Menengok Aktivitas Keseharian Mahasiswa Jatinangor (2-Habis)

6165204487958
Ilustrasi warung makan, (Foto: SHUTTERSTOCK).

ZONALITERASI.ID –  Kalau sudah menyangkut urusan perut, revolusi bisa terjadi. Namun, itu biasa terjadi di ranah politik. Lalu, bagaimana hubungan antara dengan pola makan mahasiswa di warung makan dengan revolusi? Di sinilah posisi penting dari keberadaan warung makan yang tidak dipisahkan dengan geliat aktivitas kehidupan mahasiswa di Jatinangor, Kabupaten Sumedang.

Konon, setiap akhir bulan, mahasiswa yang memiliki kantong pas-pasan akan berhadapan dengan masa-masa memprihatinkan. Selain, uang di saku sudah kempis, untuk meminjam ke kawan-kawan sesama mahasiswa pun, tak mudah untuk dilakukan.

“Mau minjam kepada mahasiswa yang terlihat kemampuan ekonominya ada di atas kita, gengsi atuh! Imej kita di mata mereka bisa turun. Namun, untuk meminjam ke kawan-kawan senasib juga, ya kasihan. Mereka juga kan lagi bokek,” kata mahasiswa Fakultas Sastra Universitas Padjadjaran (Unpad), Syaeful Nugraha (23), kepada Zonaliterasi.id, baru-baru ini.

Kata Saeful, karena urusan perut tak bisa ditawar-tawar, terpaksa dia melakukan jalan pintas, nganjuk ke warung makan.

“Urusan makan mah sangat mendesak. Jika tidak segera dipehuhi, pengennya marah-marah melulu. Imbasnya konsentrasi untuk kuliah menjadi terganggu.
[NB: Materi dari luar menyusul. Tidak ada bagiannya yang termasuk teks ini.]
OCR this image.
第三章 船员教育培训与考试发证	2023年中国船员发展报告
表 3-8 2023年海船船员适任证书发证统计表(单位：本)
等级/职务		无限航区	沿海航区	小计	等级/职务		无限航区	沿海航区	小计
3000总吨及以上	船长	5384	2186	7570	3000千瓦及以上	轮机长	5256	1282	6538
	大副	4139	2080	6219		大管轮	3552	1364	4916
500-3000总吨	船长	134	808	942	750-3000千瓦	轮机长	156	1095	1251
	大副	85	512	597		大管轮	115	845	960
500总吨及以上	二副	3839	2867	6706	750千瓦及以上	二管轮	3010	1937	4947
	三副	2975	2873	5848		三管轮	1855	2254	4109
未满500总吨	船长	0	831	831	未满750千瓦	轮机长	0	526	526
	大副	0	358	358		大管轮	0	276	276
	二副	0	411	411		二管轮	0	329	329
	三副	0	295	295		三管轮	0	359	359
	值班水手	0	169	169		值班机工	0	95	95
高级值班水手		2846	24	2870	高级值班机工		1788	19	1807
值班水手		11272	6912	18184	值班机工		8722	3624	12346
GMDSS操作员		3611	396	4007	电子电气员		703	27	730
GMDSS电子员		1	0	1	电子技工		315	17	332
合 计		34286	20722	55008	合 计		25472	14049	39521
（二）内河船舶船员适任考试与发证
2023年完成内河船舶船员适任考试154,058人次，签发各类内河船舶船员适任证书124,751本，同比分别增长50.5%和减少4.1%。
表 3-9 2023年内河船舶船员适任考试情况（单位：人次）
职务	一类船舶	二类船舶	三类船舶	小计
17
Wajar jika ada yang mengatakan, jika urusan perut tidak segera terpenuhi, yang namanya revolusi bisa segera terjadi. Kondisi itu juga terjadi pada diri saya yang berlatar belakang ekonomi pas-pasan. Harapan negara yang diembankan kepada saya untuk menjadi agen of change atau agen perubahan, tak mungkin bisa diwujudkan,” kata Syaeful sambil senyum di kulum.

Mahasiswa lainnya Beben Nur Fajar (23), mahasiswa semester VI Institut Manajemen Koperasi Indonesia (Ikopin) mengatakan, antara dia dengan warung makan ibarat dua sisi mata uang yang tidak bisa dipisahkan. Bagi mahasiswa asal Cianjur ini, warung makan menjadi pelengkap hidup yang tidak bisa dipisahkan dari aktivitasnya sebagai mahasiswa perantauan.

Beben mengungkapkan, sebagai pecinta warung makan, dia sudah tahu betul warung makan mana saja yang menyajikan makanan yang sesuai dengan forsi mahasiswa.

“Di dekat kampus, ada warung makan yang rasa makanannya enak-enak. Namun, bukan itu saja, yang lebih penting harga makanannya murah-murah. Bahkan, jika lagi kepepet, bisa nganjuk pula. Pokona mah tiasa diajak badami,” kata Beben.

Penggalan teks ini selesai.